While the DLR report doesn’t downplay the complexity and challenges of getting to emissions-free flying, its conviction is definitely that it is possible. Germany’s new transportation minister, Volker Wissing, agrees at least in so far as that e-fuels are better suited for air transport than for road travel.
Critics like the network Stay Grounded, an umbrella organisation for about 170 initiatives around the world campaigning for a climate just reduction of aviation, are much more sceptical. They argue that the most effective short–term solution isn’t so complex: namely to cut back on flying, dramatically.
Magdalena Heuwieser, co-founder of Stay Grounded, argues that batteries and fuel cells are simply not viable, primarily for reasons of weight. As for biofuels, she notes that their production often brings accelerated deforestation, biodiversity loss, and human rights abuses. Synthetic fuel made from electricity, on the other hand, while technically feasible, is impracticable: “if all planes currently operating were to fly with e-fuels,” argues the author of The Illusion of Green Flying, “this would consume more than the existing renewable electricity supply in the world, leaving nothing for other sectors.”

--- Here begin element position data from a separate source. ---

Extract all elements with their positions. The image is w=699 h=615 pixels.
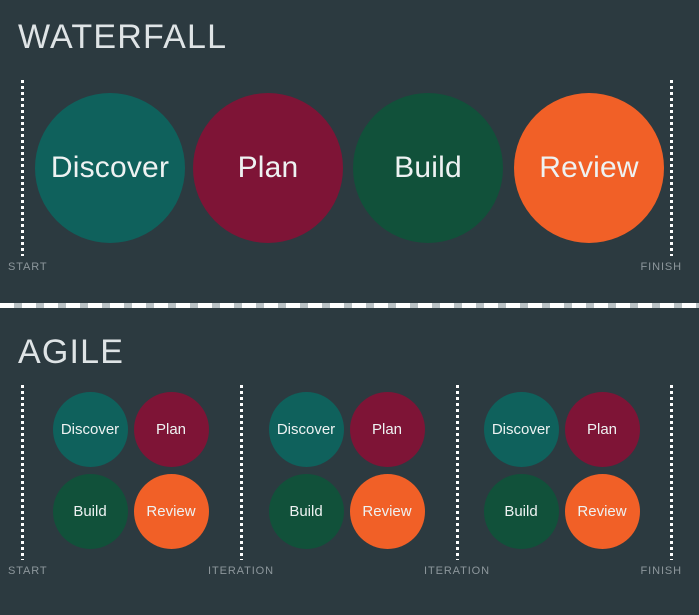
timeline-marker-label: ITERATION <box>208 565 274 577</box>
timeline-marker-label: FINISH <box>640 565 682 577</box>
phase-label: Build <box>504 502 538 520</box>
phase-label: Plan <box>371 420 403 438</box>
phase-circle-review[interactable]: Review <box>514 93 664 243</box>
phase-label: Discover <box>60 420 120 438</box>
timeline-marker-label: START <box>8 261 48 273</box>
phase-circle-discover[interactable]: Discover <box>35 93 185 243</box>
phase-label: Discover <box>276 420 336 438</box>
phase-label: Build <box>394 151 462 184</box>
timeline-marker-line <box>670 385 673 560</box>
phase-circle-review[interactable]: Review <box>349 473 425 549</box>
phase-circle-discover[interactable]: Discover <box>52 391 128 467</box>
phase-circle-plan[interactable]: Plan <box>564 391 640 467</box>
phase-label: Review <box>362 502 412 520</box>
phase-label: Review <box>539 151 639 184</box>
phase-circle-review[interactable]: Review <box>564 473 640 549</box>
timeline-marker-label: ITERATION <box>424 565 490 577</box>
phase-circle-build[interactable]: Build <box>52 473 128 549</box>
phase-circle-build[interactable]: Build <box>483 473 559 549</box>
infographic-canvas: WATERFALL Discover Plan Build Review START F… <box>0 0 699 615</box>
phase-circle-plan[interactable]: Plan <box>349 391 425 467</box>
timeline-marker-line <box>670 80 673 256</box>
phase-label: Build <box>289 502 323 520</box>
timeline-marker-label: FINISH <box>640 261 682 273</box>
phase-label: Plan <box>155 420 187 438</box>
phase-label: Review <box>146 502 196 520</box>
section-divider <box>0 300 699 311</box>
phase-circle-plan[interactable]: Plan <box>193 93 343 243</box>
waterfall-title: WATERFALL <box>18 18 228 56</box>
phase-label: Review <box>577 502 627 520</box>
phase-label: Discover <box>491 420 551 438</box>
phase-circle-discover[interactable]: Discover <box>268 391 344 467</box>
timeline-marker-line <box>456 385 459 560</box>
phase-circle-build[interactable]: Build <box>268 473 344 549</box>
timeline-marker-label: START <box>8 565 48 577</box>
timeline-marker-line <box>240 385 243 560</box>
phase-label: Build <box>73 502 107 520</box>
phase-label: Discover <box>50 151 170 184</box>
phase-circle-discover[interactable]: Discover <box>483 391 559 467</box>
timeline-marker-line <box>21 80 24 256</box>
phase-label: Plan <box>237 151 299 184</box>
phase-circle-review[interactable]: Review <box>133 473 209 549</box>
agile-title: AGILE <box>18 333 125 371</box>
phase-circle-plan[interactable]: Plan <box>133 391 209 467</box>
phase-label: Plan <box>586 420 618 438</box>
timeline-marker-line <box>21 385 24 560</box>
phase-circle-build[interactable]: Build <box>353 93 503 243</box>
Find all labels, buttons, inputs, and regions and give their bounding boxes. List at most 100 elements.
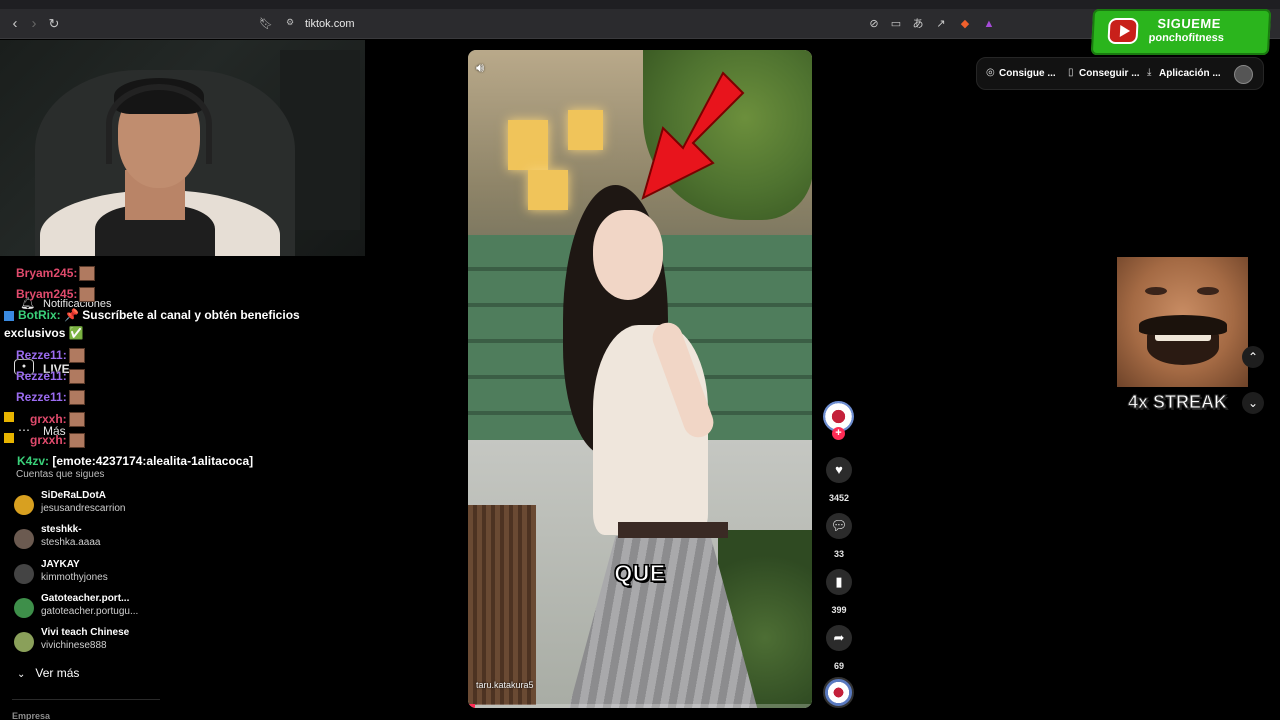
video-window bbox=[508, 120, 548, 170]
account-name: Gatoteacher.port... bbox=[41, 593, 130, 604]
account-name: SiDeRaLDotA bbox=[41, 490, 107, 501]
chat-message: Rezze11: bbox=[16, 390, 85, 406]
chat-message: grxxh: bbox=[30, 412, 85, 428]
reload-icon[interactable]: ↻ bbox=[45, 15, 63, 33]
streak-face-image bbox=[1117, 257, 1248, 387]
following-account[interactable]: JAYKAY kimmothyjones bbox=[14, 558, 214, 592]
share-icon[interactable]: ↗ bbox=[933, 16, 949, 32]
chat-message: BotRix: 📌 Suscríbete al canal y obtén be… bbox=[18, 308, 300, 322]
browser-toolbar: ‹ › ↻ 🔖︎ ⚙︎ tiktok.com ⊘ ▭ あ ↗ ◆ ▲ bbox=[0, 0, 1280, 39]
chat-text: [emote:4237174:alealita-1alitacoca] bbox=[52, 454, 254, 468]
account-username: vivichinese888 bbox=[41, 640, 107, 651]
chevron-down-icon: ⌄ bbox=[17, 669, 26, 680]
speaker-icon[interactable]: 🔊︎ bbox=[476, 60, 494, 76]
chat-message: exclusivos ✅ bbox=[4, 326, 84, 340]
more-icon[interactable]: ⋯ bbox=[18, 423, 30, 437]
share-arrow-icon[interactable]: ➦ bbox=[826, 625, 852, 651]
chat-username: K4zv: bbox=[17, 454, 50, 468]
chat-username: BotRix: bbox=[18, 308, 61, 322]
bookmark-icon[interactable]: 🔖︎ bbox=[259, 17, 273, 30]
emote-icon bbox=[68, 390, 85, 406]
chat-message: Bryam245: bbox=[16, 266, 96, 282]
avatar bbox=[14, 632, 34, 652]
like-count: 3452 bbox=[828, 493, 850, 503]
chat-message: grxxh: bbox=[30, 433, 85, 449]
save-count: 399 bbox=[831, 605, 847, 615]
chat-username: grxxh: bbox=[30, 433, 67, 447]
avatar bbox=[14, 495, 34, 515]
red-arrow-icon bbox=[641, 71, 745, 200]
chevron-down-icon[interactable]: ⌄ bbox=[1242, 392, 1264, 414]
video-player[interactable]: 🔊︎ QUE taru.katakura5 bbox=[468, 50, 812, 708]
chevron-right-icon[interactable]: › bbox=[25, 15, 43, 33]
download-icon: ⤓ bbox=[1147, 67, 1152, 78]
chat-message: K4zv: [emote:4237174:alealita-1alitacoca… bbox=[17, 454, 253, 468]
brave-shield-icon[interactable]: ◆ bbox=[957, 16, 973, 32]
desktop-app-button[interactable]: Aplicación ... bbox=[1159, 68, 1221, 79]
account-name: Vivi teach Chinese bbox=[41, 627, 130, 638]
video-progress-bar[interactable] bbox=[468, 704, 812, 708]
address-bar[interactable]: tiktok.com bbox=[305, 18, 355, 30]
chat-message: Bryam245: bbox=[16, 287, 96, 303]
see-more-label: Ver más bbox=[35, 666, 80, 680]
company-link[interactable]: Empresa bbox=[12, 711, 50, 720]
site-settings-icon[interactable]: ⚙︎ bbox=[286, 17, 294, 28]
chat-username: grxxh: bbox=[30, 412, 67, 426]
avatar bbox=[14, 598, 34, 618]
avatar bbox=[14, 529, 34, 549]
account-username: gatoteacher.portugu... bbox=[41, 606, 139, 617]
comment-icon[interactable]: 💬︎ bbox=[826, 513, 852, 539]
translate-icon[interactable]: あ bbox=[910, 16, 926, 32]
bookmark-icon[interactable]: ▮ bbox=[826, 569, 852, 595]
chat-username: Bryam245: bbox=[16, 266, 78, 280]
emote-icon bbox=[79, 287, 96, 303]
tab-strip bbox=[0, 0, 1280, 9]
heart-icon[interactable]: ♥ bbox=[826, 457, 852, 483]
headset bbox=[106, 84, 212, 164]
screen-icon[interactable]: ▭ bbox=[888, 16, 904, 32]
avatar bbox=[14, 564, 34, 584]
rewards-icon[interactable]: ▲ bbox=[981, 16, 997, 32]
face-mustache bbox=[1139, 315, 1227, 335]
emote-icon bbox=[79, 266, 96, 282]
emote-icon bbox=[68, 369, 85, 385]
face-eye bbox=[1145, 287, 1167, 295]
bot-badge-icon bbox=[4, 311, 14, 321]
get-coins-button[interactable]: Consigue ... bbox=[999, 68, 1056, 79]
see-more-button[interactable]: ⌄ Ver más bbox=[17, 666, 79, 680]
chevron-left-icon[interactable]: ‹ bbox=[6, 15, 24, 33]
subscribe-handle: ponchofitness bbox=[1148, 32, 1225, 44]
chat-message: Rezze11: bbox=[16, 369, 85, 385]
coin-icon: ◎ bbox=[986, 67, 995, 78]
get-app-button[interactable]: Conseguir ... bbox=[1079, 68, 1140, 79]
following-account[interactable]: steshkk- steshka.aaaa bbox=[14, 523, 214, 557]
streak-label: 4x STREAK bbox=[1127, 392, 1228, 413]
emote-icon bbox=[68, 412, 85, 428]
chat-username: Rezze11: bbox=[16, 369, 67, 383]
chevron-up-icon[interactable]: ⌃ bbox=[1242, 346, 1264, 368]
chat-username: Bryam245: bbox=[16, 287, 78, 301]
emote-icon bbox=[68, 348, 85, 364]
follow-plus-icon[interactable]: + bbox=[832, 427, 845, 440]
video-window bbox=[568, 110, 603, 150]
no-camera-icon[interactable]: ⊘ bbox=[866, 16, 882, 32]
following-account[interactable]: SiDeRaLDotA jesusandrescarrion bbox=[14, 489, 214, 523]
chat-message: Rezze11: bbox=[16, 348, 85, 364]
chat-text: exclusivos ✅ bbox=[4, 326, 84, 340]
top-action-bar: ◎ Consigue ... ▯ Conseguir ... ⤓ Aplicac… bbox=[976, 57, 1264, 90]
video-caption: QUE bbox=[614, 560, 666, 587]
emote-icon bbox=[68, 433, 85, 449]
video-author[interactable]: taru.katakura5 bbox=[476, 680, 534, 690]
crown-badge-icon bbox=[4, 412, 14, 422]
music-disc-icon[interactable] bbox=[823, 677, 854, 708]
video-stump bbox=[468, 505, 536, 705]
comment-count: 33 bbox=[833, 549, 844, 559]
following-section-title: Cuentas que sigues bbox=[16, 469, 105, 480]
youtube-play-icon bbox=[1107, 18, 1139, 44]
video-window bbox=[528, 170, 568, 210]
face-eye bbox=[1197, 287, 1219, 295]
following-account[interactable]: Vivi teach Chinese vivichinese888 bbox=[14, 626, 214, 660]
account-username: kimmothyjones bbox=[41, 572, 108, 583]
profile-avatar[interactable] bbox=[1234, 65, 1253, 84]
following-account[interactable]: Gatoteacher.port... gatoteacher.portugu.… bbox=[14, 592, 214, 626]
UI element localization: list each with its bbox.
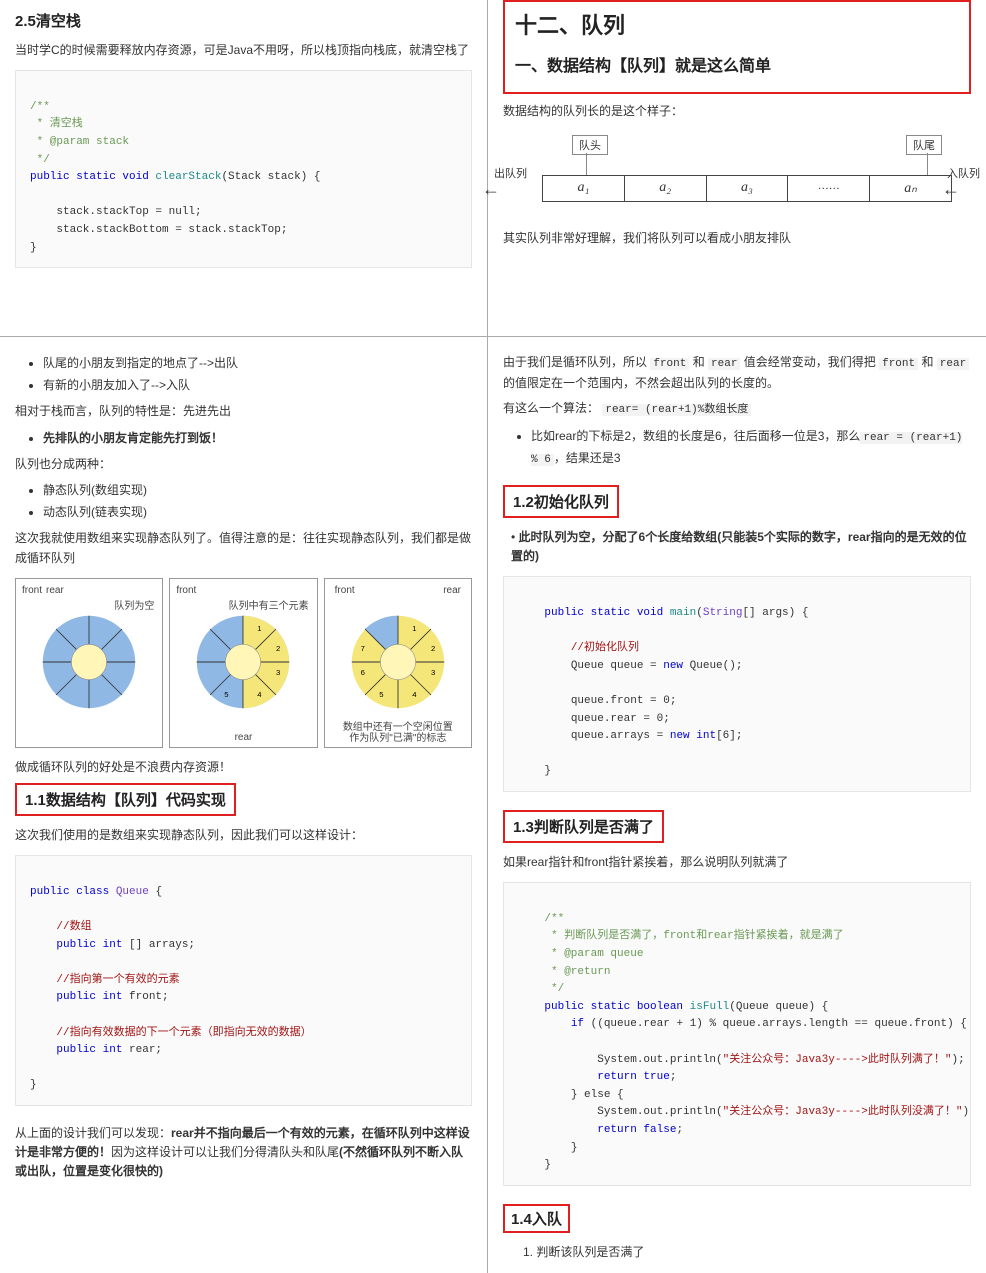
para: 相对于栈而言，队列的特性是：先进先出 [15,402,472,421]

Heuwieser and many climate scientists, too, thus argue that “the only way to reduce aviation’s emissions is to reduce air traffic.” They propose limits for short-haul flights, a moratorium on airport expansion projects, and a frequent flyer levy. A key demand is to end aviation’s regulatory advantages over more sustainable forms of transport, for example by eliminating its tax exemptions. Outrageous but true: kerosene is the only fossil fuel apart from maritime heavy oil that is not taxed; flight tickets are exempt from value-added tax.
Perhaps the DLR’s vision, as an option for the distant future, doesn’t clash quite so starkly with Stay Grounded’s take as it might seem – as long as we’re talking about the distant future. In the short term, though, we simply have to fly less.